As always, your mileage may vary.
For 8 million rows, I don't think there will be a lot of difference between SSIS and the SQLBulkCopy class. In SSIS, you do have to make sure you are using the fast load option in the OLE DB Destination, otherwise it will surely be slower.
If the source is local, you could try a SQL Server Destination, it might be a tad quicker than the OLE DB Destination.
Best Answer
The OLE DB Destination Component's Data Access Modes comes in two flavors - fast and non-fast.
Fast, either "table or view - fast load" or "table or view name variable - fast load" means that data will be loaded in a set-based fashion.
Slow - either the "table or view" or "table or view name variable" will result in SSIS issuing singleton insert statements to the database. If you're loading 10, 100, maybe even 10000 rows, there's probably little appreciable performance difference between the two methods. However, at some point you're going to saturate your SQL Server instance with all these piddly little requests. Additionally, you're going to abuse the heck out of your transaction log.
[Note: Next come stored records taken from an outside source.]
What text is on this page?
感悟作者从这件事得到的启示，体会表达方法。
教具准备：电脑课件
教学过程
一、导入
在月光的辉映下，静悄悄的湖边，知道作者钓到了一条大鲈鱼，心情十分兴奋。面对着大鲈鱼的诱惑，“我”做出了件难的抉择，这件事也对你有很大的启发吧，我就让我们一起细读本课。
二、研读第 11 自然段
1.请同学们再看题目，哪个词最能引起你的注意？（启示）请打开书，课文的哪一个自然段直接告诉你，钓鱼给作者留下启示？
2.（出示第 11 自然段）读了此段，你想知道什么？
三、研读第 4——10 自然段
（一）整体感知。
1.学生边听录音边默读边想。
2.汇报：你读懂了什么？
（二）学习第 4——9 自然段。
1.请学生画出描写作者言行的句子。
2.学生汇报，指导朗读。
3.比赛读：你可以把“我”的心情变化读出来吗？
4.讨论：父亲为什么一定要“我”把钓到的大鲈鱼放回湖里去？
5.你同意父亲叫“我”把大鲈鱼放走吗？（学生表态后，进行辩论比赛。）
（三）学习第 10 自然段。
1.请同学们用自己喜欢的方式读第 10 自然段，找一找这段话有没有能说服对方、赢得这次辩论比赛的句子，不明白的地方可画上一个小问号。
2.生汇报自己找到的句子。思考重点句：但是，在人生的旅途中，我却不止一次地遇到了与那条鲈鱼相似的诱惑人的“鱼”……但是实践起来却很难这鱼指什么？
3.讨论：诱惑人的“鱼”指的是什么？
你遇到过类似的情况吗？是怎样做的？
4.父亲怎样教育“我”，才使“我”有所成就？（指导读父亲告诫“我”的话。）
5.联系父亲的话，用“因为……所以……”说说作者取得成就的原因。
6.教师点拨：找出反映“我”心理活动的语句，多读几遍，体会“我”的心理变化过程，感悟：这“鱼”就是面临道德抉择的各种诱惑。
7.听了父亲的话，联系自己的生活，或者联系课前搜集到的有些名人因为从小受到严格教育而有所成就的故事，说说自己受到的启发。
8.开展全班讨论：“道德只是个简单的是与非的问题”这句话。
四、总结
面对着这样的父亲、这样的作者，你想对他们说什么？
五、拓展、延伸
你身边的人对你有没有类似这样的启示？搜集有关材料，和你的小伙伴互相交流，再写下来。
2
Why would you ever want the non-fast methods? Bad data. If I sent in 10000 rows of data and the 9999th row had a date of 2015-02-29, you would have 10k atomic inserts and commits/rollbacks. If I was using the Fast method, that entire batch of 10k rows will either all save or none of them. And if you want to know which row(s) errored out, the lowest level of granularity you will have is 10k rows.
Now, there are approaches to getting as much data loaded as fast as possible and still handle dirty data. It's a cascading failure approach and it looks something like
The idea is that you find the right size to insert as much as possible in one shot but if you get bad data, you're going to try resaving the data in successively smaller batches to get to the bad rows. Here I started with a Maximum insert commit size (FastLoadMaxInsertCommit) of 10000. On the Error Row disposition, I change it to
Redirect Row
fromFail Component
.The next destination is the same as above but here I attempt a fast load and save it in batches of 100 rows. Again, test or make some pretense of coming up with a reasonable size. This will result in 100 batches of 100 rows sent because we know somewhere in there, there is at least one row that violated the integrity constraints for the table.
I then add a third component to the mix, this time I save in batches of 1. Or you can just change the table access mode away from the Fast Load version because it'll yield the same result. We will save each row individually and that will enable us to do "something" with the single bad row(s).
Finally, I have a failsafe destination. Maybe it's the "same" table as the intended destination but all the columns are declared as
nvarchar(4000) NULL
. Whatever ends up at that table needs to be researched and cleaned/discarded or whatever your bad data resolution process is. Others dump to a flat file but really, whatever makes sense for how you want to track bad data works.